第6期ごみ処理基本計画の骨子案が発表され、現在パブリックコメントが行われています。骨子案の中身は、事業系ごみについて、ようやく明確な目標値と対策が打ち出されています。いくつか伺います。第一に、市は第5期計画でごみ量の推計値を出していますが、30年度1年間有料化をやってみての実測値との比較はどうなのでしょうか。とくに燃えるごみにおいて基準点の25年度と比較すると、家庭系は2割減で推計値に対しほぼ達成と言っていいと思いますが、事業系が減らないため、燃えるごみ全体の推計値を2割減としていたのが、1割減に留まっている状況です。このことについて見解を伺います。

-佐久間環境局長

 まず燃やすごみのうち家庭系排出量は昨年度の実績が6万9251トンということでございまして、指定ごみ袋収集制度の説明を始める前の2014年度と比較すると19.8%の減となっております。第5期計画の目標とする2024年度に向けまして順調に削減できているものの、議員がおっしゃられたように事業系につきましては同じく5万1290トンということでございまして、ほぼ横ばいの状況にございます。

-広田議員

第二に、事業系ごみの減量化では、これまでも各事業所への丁寧な指導を求めてきましたが、今度の計画では焼却施設への搬入規制が唐突に盛り込まれました。しかし、搬入規制をすれば、解決するわけではありません。市が受け取らず、単に行き先が変わるだけでは意味がありません。各事業所の古紙を資源にまわす具体策、そしてさらなる丁寧な指導が必要かと思いますが、どのようにお考えでしょうか。

-山野市長

 これまでも内容物調査や減量化計画書に基づく立ち入り指導などにより、古紙の資源化を促してきたところであります。引き続き効率的なリサイクルルートの確立に向けて、搬出事業者への意識啓発や古紙回収事業者との連携強化に努めてまいります。

-広田議員

 搬入規制までするわけですから、私はもっと突っ込んだ具体的な計画があるのだと思うのですが、この計画にあたってもう少し突っ込んだ計画があれば教えてください。

-山野市長

 今年度からですが大規模事業者に加えまして中小事業者を対象とした減量計画書の提出により、ごみの適正処理やリサイクルへの取り組みを促してきているところであります。その中で事業所ごとの減量目標の設定、フォローアップに至るまで丁寧な指導・助言に努めてきているところであります。

-広田議員

 是非ともその搬入規制の前にできることをやっていただきたい、今言った計画に基づいた丁寧な指導、そして各業種別の取り組みなんかも各自治体ではやっていますので、ぜひやっていただきたいと思います。

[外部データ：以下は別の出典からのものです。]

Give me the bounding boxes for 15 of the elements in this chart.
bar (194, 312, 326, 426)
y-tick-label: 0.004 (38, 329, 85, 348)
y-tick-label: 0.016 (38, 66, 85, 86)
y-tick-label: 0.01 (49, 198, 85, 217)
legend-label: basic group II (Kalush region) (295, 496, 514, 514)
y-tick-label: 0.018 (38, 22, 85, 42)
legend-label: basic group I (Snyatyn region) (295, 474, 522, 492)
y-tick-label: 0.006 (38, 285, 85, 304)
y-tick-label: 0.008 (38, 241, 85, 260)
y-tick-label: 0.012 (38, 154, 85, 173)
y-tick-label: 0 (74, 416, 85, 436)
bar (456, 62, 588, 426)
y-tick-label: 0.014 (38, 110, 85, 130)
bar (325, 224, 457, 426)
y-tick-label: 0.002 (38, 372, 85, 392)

東部の焼却施設のことについて伺います。燃やすごみが減ると東部の焼却施設の建て替えをコンパクトにできる、そのように住民に説明されてきたはずですが、第6期骨子案では、延命化の検討が突然打ち出されています。有料化後、方針を変えたのか、なぜなのか、あきらかにしてください。

-山野市長

 これまで全国でも9割近い地方自治体が取り組んでいますので参考にしながら平均で14%減量がなされてきたと。その場合はということで建て替えのことについてお話させていただきました。多くの市民の皆さんのご理解をいただきまして、家庭ごみの燃やすごみが大幅に減量をされました。また今ご指摘いただきましたように事業系のごみの減量化・資源化に向けてさらに取り組みを強めていかなければいけないというふうに思っています。今ある施設を少しでも長く大切に使った上で建て替えを検討することは、将来世代の負担に繋がるものであり、私はこれまでの方針に合うものだと思っておりますし、多くの市民の皆さんのご理解をいただけるものと思っております。

-広田議員

今年の3月に、環境省から「ごみ処理の広域化とごみ処理施設の集約化」についての通知が出ています。